Think about Amazon’s business and it becomes clear why, Sure, it employs highly adept engineers, but to create a truly superior product, those people need to collaborate closely with designers, marketers, business development executives and so on. To coordinate all that activity and keep everybody focused on delivering a specific experience to the customer, communication needs to be clear and coherent.
So while learning technical subjects like math and science is always a good idea, studying things like literature, history, and philosophy is just as important.
Collaborating and working in teams
Traditionally, school work has been based on individual accomplishment. You were supposed to study at home, come in prepared, and take your test without help. If you looked at your friend’s paper, it was called cheating and you got in a lot of trouble for it. We were taught to be accountable for achievements on our own merits.

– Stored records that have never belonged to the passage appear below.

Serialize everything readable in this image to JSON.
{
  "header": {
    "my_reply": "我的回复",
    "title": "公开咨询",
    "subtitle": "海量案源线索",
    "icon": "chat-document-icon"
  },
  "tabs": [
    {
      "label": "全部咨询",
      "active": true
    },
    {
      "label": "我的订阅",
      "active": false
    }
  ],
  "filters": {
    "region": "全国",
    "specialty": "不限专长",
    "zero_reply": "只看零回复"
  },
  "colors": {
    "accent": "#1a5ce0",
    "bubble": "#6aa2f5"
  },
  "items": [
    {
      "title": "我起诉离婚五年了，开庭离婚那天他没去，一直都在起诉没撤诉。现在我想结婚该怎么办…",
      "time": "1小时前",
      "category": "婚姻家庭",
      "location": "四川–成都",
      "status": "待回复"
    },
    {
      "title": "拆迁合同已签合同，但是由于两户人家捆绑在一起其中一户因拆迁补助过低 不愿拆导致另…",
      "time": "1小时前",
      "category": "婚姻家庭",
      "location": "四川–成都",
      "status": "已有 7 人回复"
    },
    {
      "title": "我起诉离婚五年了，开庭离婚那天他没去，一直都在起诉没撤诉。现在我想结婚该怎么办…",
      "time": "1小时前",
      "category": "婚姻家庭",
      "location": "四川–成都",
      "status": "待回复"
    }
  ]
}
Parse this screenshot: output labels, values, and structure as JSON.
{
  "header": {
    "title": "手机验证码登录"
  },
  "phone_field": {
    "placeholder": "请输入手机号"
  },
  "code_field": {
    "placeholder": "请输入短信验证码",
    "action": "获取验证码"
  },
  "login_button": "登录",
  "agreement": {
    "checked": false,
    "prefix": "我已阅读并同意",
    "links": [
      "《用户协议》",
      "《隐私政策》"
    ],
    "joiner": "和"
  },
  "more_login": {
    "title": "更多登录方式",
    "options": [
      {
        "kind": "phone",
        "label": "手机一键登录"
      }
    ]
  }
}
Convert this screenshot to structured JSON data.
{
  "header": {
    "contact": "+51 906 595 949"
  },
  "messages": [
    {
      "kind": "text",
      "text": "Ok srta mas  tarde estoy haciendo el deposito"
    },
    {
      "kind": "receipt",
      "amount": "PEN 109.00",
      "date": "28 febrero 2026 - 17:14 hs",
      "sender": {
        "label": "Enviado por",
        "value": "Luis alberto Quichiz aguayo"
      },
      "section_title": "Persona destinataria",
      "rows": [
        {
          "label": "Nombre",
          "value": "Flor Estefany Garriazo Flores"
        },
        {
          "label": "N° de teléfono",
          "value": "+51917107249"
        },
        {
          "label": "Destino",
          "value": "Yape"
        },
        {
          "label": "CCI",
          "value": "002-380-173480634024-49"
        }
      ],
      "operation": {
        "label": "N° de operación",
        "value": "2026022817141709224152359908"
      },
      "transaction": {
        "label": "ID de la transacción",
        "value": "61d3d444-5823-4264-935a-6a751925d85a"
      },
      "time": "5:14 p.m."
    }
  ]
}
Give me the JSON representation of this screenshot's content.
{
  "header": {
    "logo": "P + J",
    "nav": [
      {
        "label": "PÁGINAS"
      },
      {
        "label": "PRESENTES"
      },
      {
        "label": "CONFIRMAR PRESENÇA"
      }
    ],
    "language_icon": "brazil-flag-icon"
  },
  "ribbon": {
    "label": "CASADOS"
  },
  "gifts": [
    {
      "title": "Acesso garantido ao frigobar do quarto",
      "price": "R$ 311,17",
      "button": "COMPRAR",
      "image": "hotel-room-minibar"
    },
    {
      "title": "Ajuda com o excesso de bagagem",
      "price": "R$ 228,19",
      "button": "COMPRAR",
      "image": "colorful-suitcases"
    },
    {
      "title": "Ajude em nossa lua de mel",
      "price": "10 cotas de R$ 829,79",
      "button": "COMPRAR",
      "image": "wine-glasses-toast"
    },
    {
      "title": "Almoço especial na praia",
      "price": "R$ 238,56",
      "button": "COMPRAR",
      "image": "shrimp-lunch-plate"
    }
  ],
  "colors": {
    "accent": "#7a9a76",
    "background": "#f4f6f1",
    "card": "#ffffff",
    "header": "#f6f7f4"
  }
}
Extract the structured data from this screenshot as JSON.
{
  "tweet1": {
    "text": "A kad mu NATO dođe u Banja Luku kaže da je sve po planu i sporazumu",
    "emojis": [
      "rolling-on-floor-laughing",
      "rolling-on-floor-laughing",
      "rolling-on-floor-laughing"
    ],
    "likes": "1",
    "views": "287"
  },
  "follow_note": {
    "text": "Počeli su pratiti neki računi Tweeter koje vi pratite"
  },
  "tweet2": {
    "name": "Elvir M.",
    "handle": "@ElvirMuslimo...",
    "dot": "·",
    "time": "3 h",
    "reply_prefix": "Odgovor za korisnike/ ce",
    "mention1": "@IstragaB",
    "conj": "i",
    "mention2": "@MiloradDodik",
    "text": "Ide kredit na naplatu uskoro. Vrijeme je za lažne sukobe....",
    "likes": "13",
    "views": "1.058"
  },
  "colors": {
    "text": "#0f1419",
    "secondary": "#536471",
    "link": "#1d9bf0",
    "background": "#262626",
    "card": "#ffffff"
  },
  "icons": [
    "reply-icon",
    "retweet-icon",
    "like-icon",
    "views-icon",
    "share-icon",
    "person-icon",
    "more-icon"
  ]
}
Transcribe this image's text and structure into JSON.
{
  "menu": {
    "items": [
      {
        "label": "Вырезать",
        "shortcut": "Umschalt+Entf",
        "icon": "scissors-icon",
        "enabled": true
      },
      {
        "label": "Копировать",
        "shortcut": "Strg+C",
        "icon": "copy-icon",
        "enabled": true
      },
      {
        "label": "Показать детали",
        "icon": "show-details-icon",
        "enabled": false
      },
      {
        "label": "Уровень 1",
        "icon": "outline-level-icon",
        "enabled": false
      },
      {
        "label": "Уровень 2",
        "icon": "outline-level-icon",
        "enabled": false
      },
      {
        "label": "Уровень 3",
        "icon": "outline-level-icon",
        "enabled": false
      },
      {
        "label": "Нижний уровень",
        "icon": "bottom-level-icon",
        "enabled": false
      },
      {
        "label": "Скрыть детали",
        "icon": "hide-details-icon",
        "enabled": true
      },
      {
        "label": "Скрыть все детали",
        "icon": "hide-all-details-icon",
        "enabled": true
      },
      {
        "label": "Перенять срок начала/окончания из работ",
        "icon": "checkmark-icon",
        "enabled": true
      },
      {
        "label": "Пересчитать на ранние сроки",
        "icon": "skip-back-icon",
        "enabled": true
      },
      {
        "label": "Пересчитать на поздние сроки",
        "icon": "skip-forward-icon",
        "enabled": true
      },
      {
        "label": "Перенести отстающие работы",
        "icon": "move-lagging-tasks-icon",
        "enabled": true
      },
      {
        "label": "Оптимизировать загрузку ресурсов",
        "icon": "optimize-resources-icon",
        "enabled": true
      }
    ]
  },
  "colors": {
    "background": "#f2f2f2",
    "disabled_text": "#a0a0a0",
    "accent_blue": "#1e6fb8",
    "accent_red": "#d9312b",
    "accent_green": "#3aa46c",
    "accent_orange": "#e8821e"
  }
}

Yet consider how the nature of work has changed, even in highly technical fields. In 1920, most scientific papers were written by sole authors, but by 1950 that had changed and co-authorship became the norm. Today, the average paper has four times as many authors as it did originally and the work being done is far more interdisciplinary and done at greater distances than in the past.
Make no mistake. The high-value work today is being done in teams and that will only increase as more jobs become automated. The jobs of the future will not depend as much on knowing facts or crunching numbers but will involve humans collaborating with other humans to design work for machines. The collaboration will increasingly be a competitive advantage.
That’s why we need to pay attention not just to how our kids work and achieve academically, but how they play, resolve conflicts and make others feel supported and empowered. The truth is that value has shifted from cognitive skills to social skills. As kids will increasingly be able to learn complex subjects through technology, the most important class may well be recess.
Perhaps most of all, we need to be honest with ourselves and make peace with the fact that our kids’ educational experience will not–and should not–mirror our own. The world they will need to face will be far more complex and more difficult to navigate than anything we could imagine back in the days when Fast Times at Ridgemont High was still popular.